Высокая, стройная, вся в жемчугах, стояла там дочь бактрийца, жена царя македонского…

Ушел, не выслушал! А ведь она хотела сказать ему, что у нее будет сын!

Роксана с яростью сорвала с себя жемчуга, сдернула с рук один за другим драгоценные браслеты и с рыданием упала на свое золоченое ложе.

- Что мне твои острова, и твой Икар, и твоя Аравия! - кричала Роксана, заливаясь слезами. - Что мне все твои завоевания, если они отнимают у меня тебя?!

КОСТЕР ГЕФЕСТИОНА

Злые пророчества, предчувствия, приметы - все грозило бедой. Теперь Александр стал особенно суеверным: он не обходился без прорицателей. Жрецы всюду сопровождали его. Он уже не мог скрывать своего страха перед чем-то грядущим, надвигающимся, как мрак…
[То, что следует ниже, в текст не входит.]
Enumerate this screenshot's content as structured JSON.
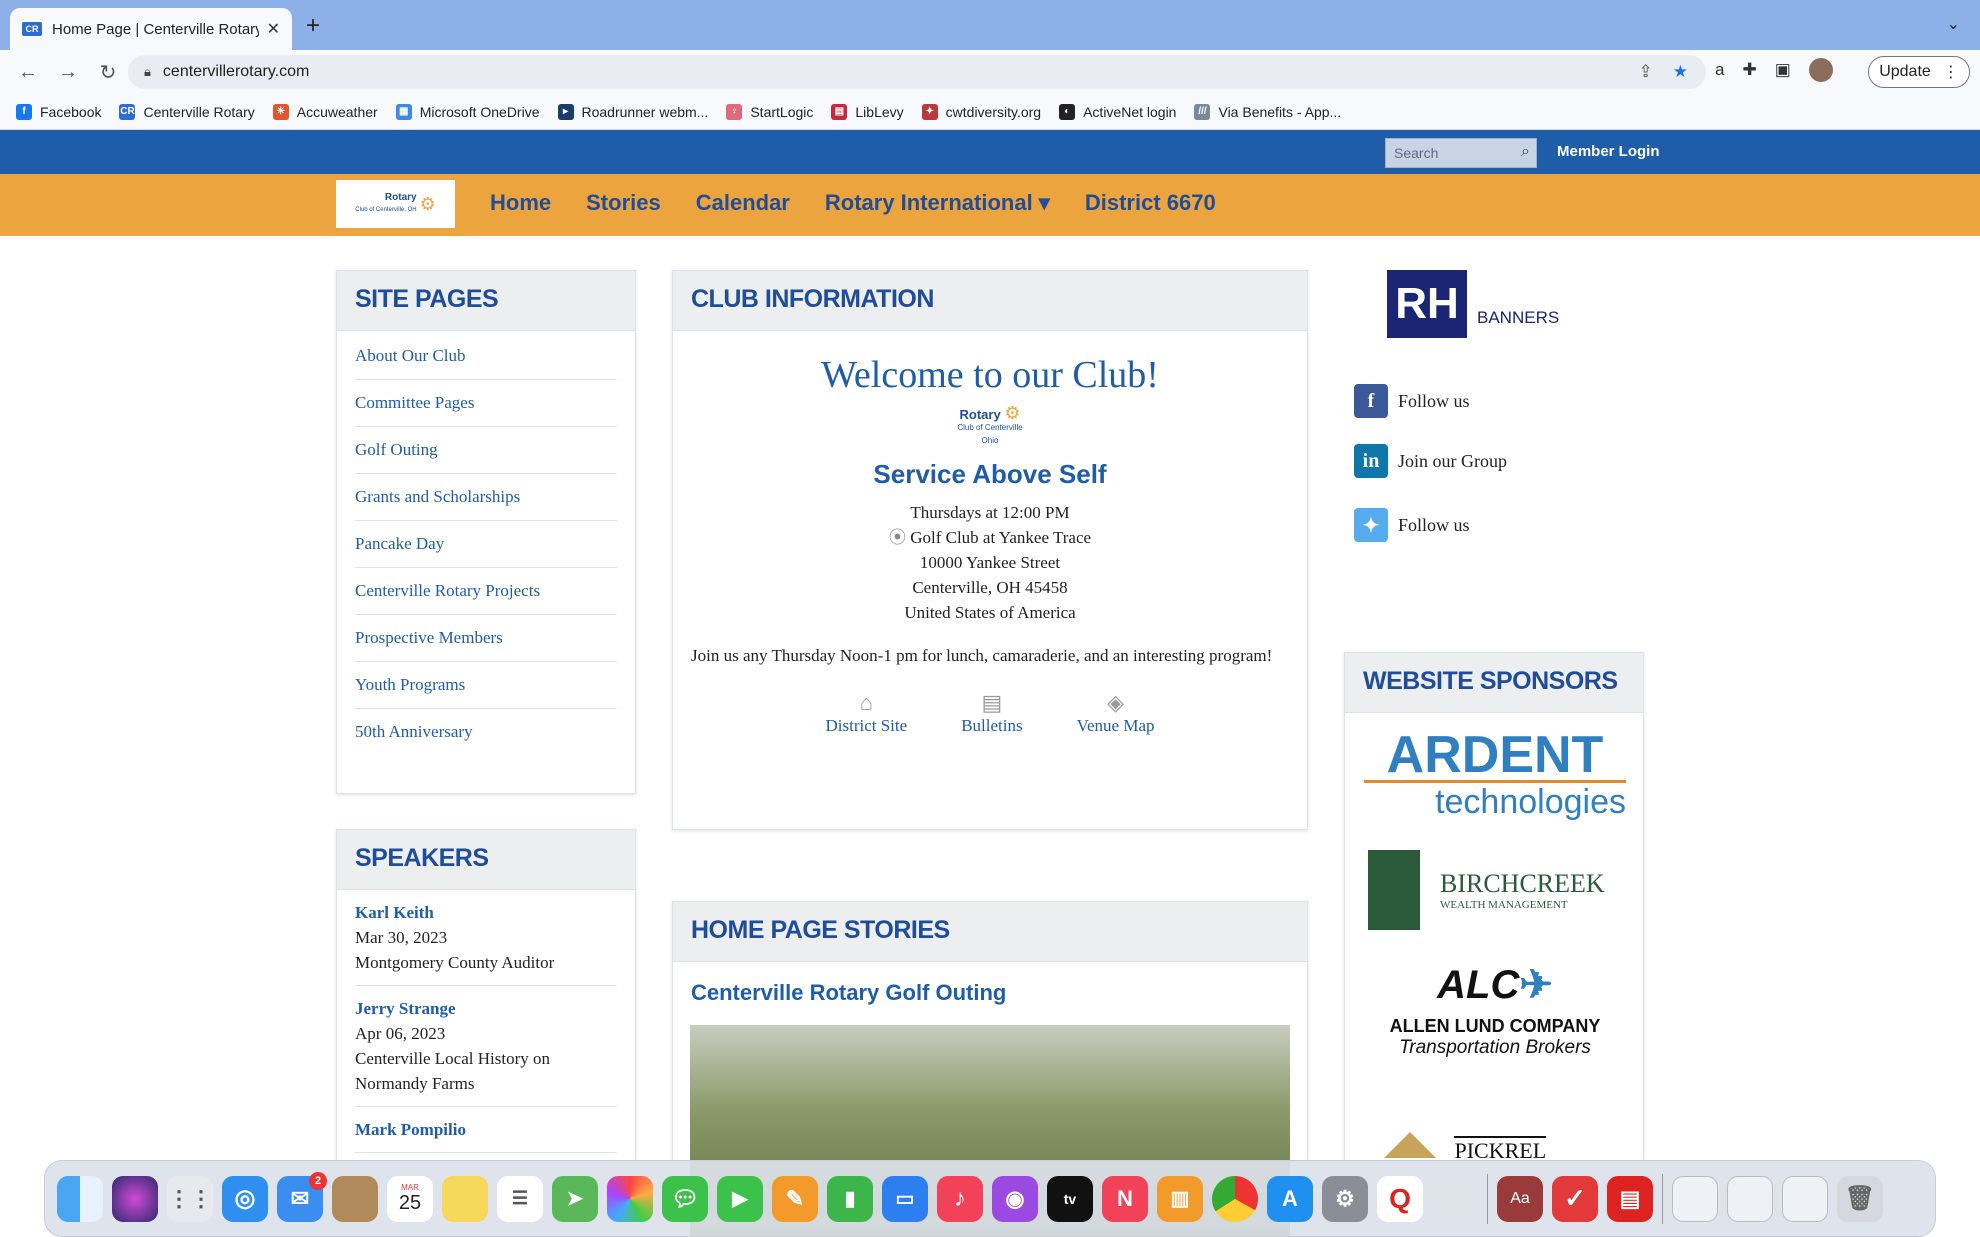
{
  "browser": {
    "tab_title": "Home Page | Centerville Rotary",
    "tab_favicon": "CR",
    "url": "centervillerotary.com",
    "update_label": "Update",
    "bookmarks": [
      {
        "label": "Facebook",
        "color": "#1877f2",
        "icon": "f"
      },
      {
        "label": "Centerville Rotary",
        "color": "#2b6dd4",
        "icon": "CR"
      },
      {
        "label": "Accuweather",
        "color": "#e0572b",
        "icon": "☀"
      },
      {
        "label": "Microsoft OneDrive",
        "color": "#3c8ae6",
        "icon": "▦"
      },
      {
        "label": "Roadrunner webm...",
        "color": "#1a3d6d",
        "icon": "▸"
      },
      {
        "label": "StartLogic",
        "color": "#e06a7a",
        "icon": "♀"
      },
      {
        "label": "LibLevy",
        "color": "#c8283c",
        "icon": "▤"
      },
      {
        "label": "cwtdiversity.org",
        "color": "#b83a3a",
        "icon": "✦"
      },
      {
        "label": "ActiveNet login",
        "color": "#222",
        "icon": "◐"
      },
      {
        "label": "Via Benefits - App...",
        "color": "#7a8a9a",
        "icon": "///"
      }
    ]
  },
  "site": {
    "search_placeholder": "Search",
    "member_login": "Member Login",
    "logo_text": "Rotary",
    "logo_sub": "Club of Centerville, OH",
    "nav": [
      "Home",
      "Stories",
      "Calendar",
      "Rotary International ▾",
      "District 6670"
    ]
  },
  "site_pages": {
    "title": "SITE PAGES",
    "items": [
      "About Our Club",
      "Committee Pages",
      "Golf Outing",
      "Grants and Scholarships",
      "Pancake Day",
      "Centerville Rotary Projects",
      "Prospective Members",
      "Youth Programs",
      "50th Anniversary"
    ]
  },
  "speakers": {
    "title": "SPEAKERS",
    "items": [
      {
        "name": "Karl Keith",
        "date": "Mar 30, 2023",
        "topic": "Montgomery County Auditor"
      },
      {
        "name": "Jerry Strange",
        "date": "Apr 06, 2023",
        "topic": "Centerville Local History on Normandy Farms"
      },
      {
        "name": "Mark Pompilio",
        "date": "",
        "topic": ""
      }
    ]
  },
  "club_info": {
    "title": "CLUB INFORMATION",
    "welcome": "Welcome to our Club!",
    "logo_text": "Rotary",
    "logo_sub1": "Club of Centerville",
    "logo_sub2": "Ohio",
    "motto": "Service Above Self",
    "meeting_time": "Thursdays at 12:00 PM",
    "venue": "Golf Club at Yankee Trace",
    "street": "10000 Yankee Street",
    "city": "Centerville, OH 45458",
    "country": "United States of America",
    "description": "Join us any Thursday Noon-1 pm for lunch, camaraderie, and an interesting program!",
    "links": [
      {
        "label": "District Site",
        "icon": "home-icon",
        "glyph": "⌂"
      },
      {
        "label": "Bulletins",
        "icon": "document-icon",
        "glyph": "▤"
      },
      {
        "label": "Venue Map",
        "icon": "map-icon",
        "glyph": "◈"
      }
    ]
  },
  "stories": {
    "title": "HOME PAGE STORIES",
    "story_title": "Centerville Rotary Golf Outing"
  },
  "right": {
    "banners_label": "BANNERS",
    "social": [
      {
        "label": "Follow us",
        "icon": "facebook-icon",
        "glyph": "f",
        "color": "#3b5998"
      },
      {
        "label": "Join our Group",
        "icon": "linkedin-icon",
        "glyph": "in",
        "color": "#0e76a8"
      },
      {
        "label": "Follow us",
        "icon": "twitter-icon",
        "glyph": "✦",
        "color": "#55acee"
      }
    ],
    "sponsors_title": "WEBSITE SPONSORS",
    "sponsors": [
      {
        "line1": "ARDENT",
        "line2": "technologies"
      },
      {
        "line1": "BIRCHCREEK",
        "line2": "WEALTH MANAGEMENT"
      },
      {
        "line1": "ALLEN LUND COMPANY",
        "line2": "Transportation Brokers"
      },
      {
        "line1": "PICKREL",
        "line2": ""
      }
    ]
  },
  "dock": {
    "calendar_month": "MAR",
    "calendar_day": "25",
    "mail_badge": "2"
  }
}
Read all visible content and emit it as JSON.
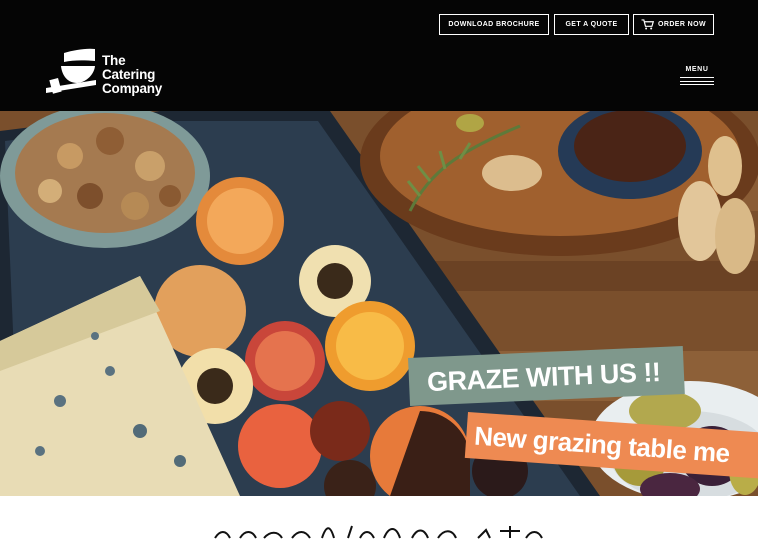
{
  "header": {
    "buttons": {
      "download_brochure": "DOWNLOAD BROCHURE",
      "get_a_quote": "GET A QUOTE",
      "order_now": "ORDER NOW"
    },
    "logo": {
      "line1": "The",
      "line2": "Catering",
      "line3": "Company"
    },
    "menu_label": "MENU"
  },
  "hero": {
    "banner_primary": "GRAZE WITH US !!",
    "banner_secondary": "New grazing table me",
    "banner_primary_color": "#7f988c",
    "banner_secondary_color": "#ee8a52"
  },
  "below_fold": {
    "script_heading": ""
  },
  "icons": {
    "cart": "cart-icon",
    "menu": "hamburger-icon"
  }
}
А зловещие предсказания следовали одно за другим. То сатрап Вавилонии Аполлодор рассказывал ему о жертве, в которой не нашли счастливых примет, - и это грозит несчастьем Александру. То во время одной его поездки по реке ветер сорвал с его головы диадему - и это не сулило добра. Его пугали халдеи, которые вдруг появлялись во дворце, предрекая какие-то беды, таящиеся в Вавилоне.

Все чаще являлось воспоминание об индийском «святом» - Калане.

Отчетливо вставал перед глазами золотистый день, когда Александр проходил с войском по зеленой долине. Рядом с ним ехал индийский раджа Таксила. Это было в Индии. На открытой поляне он увидел странных людей. Они стояли под жгучим солнцем совсем голые, черные, будто из бронзы. Раджа объяснил, что это святые.

«Святые», увидев Александра и его войско, вдруг начали топать ногами. Александр приказал переводчикам:

«Спросите у них, что это значит?»

И вот что «святые» велели передать ему:

«Каждому человеку принадлежит столько земли, сколько у него сейчас под ногами. Ты такой же человек, как все остальные, только суетливый и гордый; уйдя из дому, ты прошел много земель, сам не зная покоя и не давая его другим. Вскоре ты умрешь, и тебе достанется ровно столько земли, сколько хватит для твоего погребения».

Один из этих «святых», Калан, ушел с Александром. Он следовал за ним всюду и был другом царю.

В Персии Калан заболел - впервые в жизни, а ему было больше семидесяти. И, заболев, тут же потребовал для себя погребальный костер. Он сгорел живым.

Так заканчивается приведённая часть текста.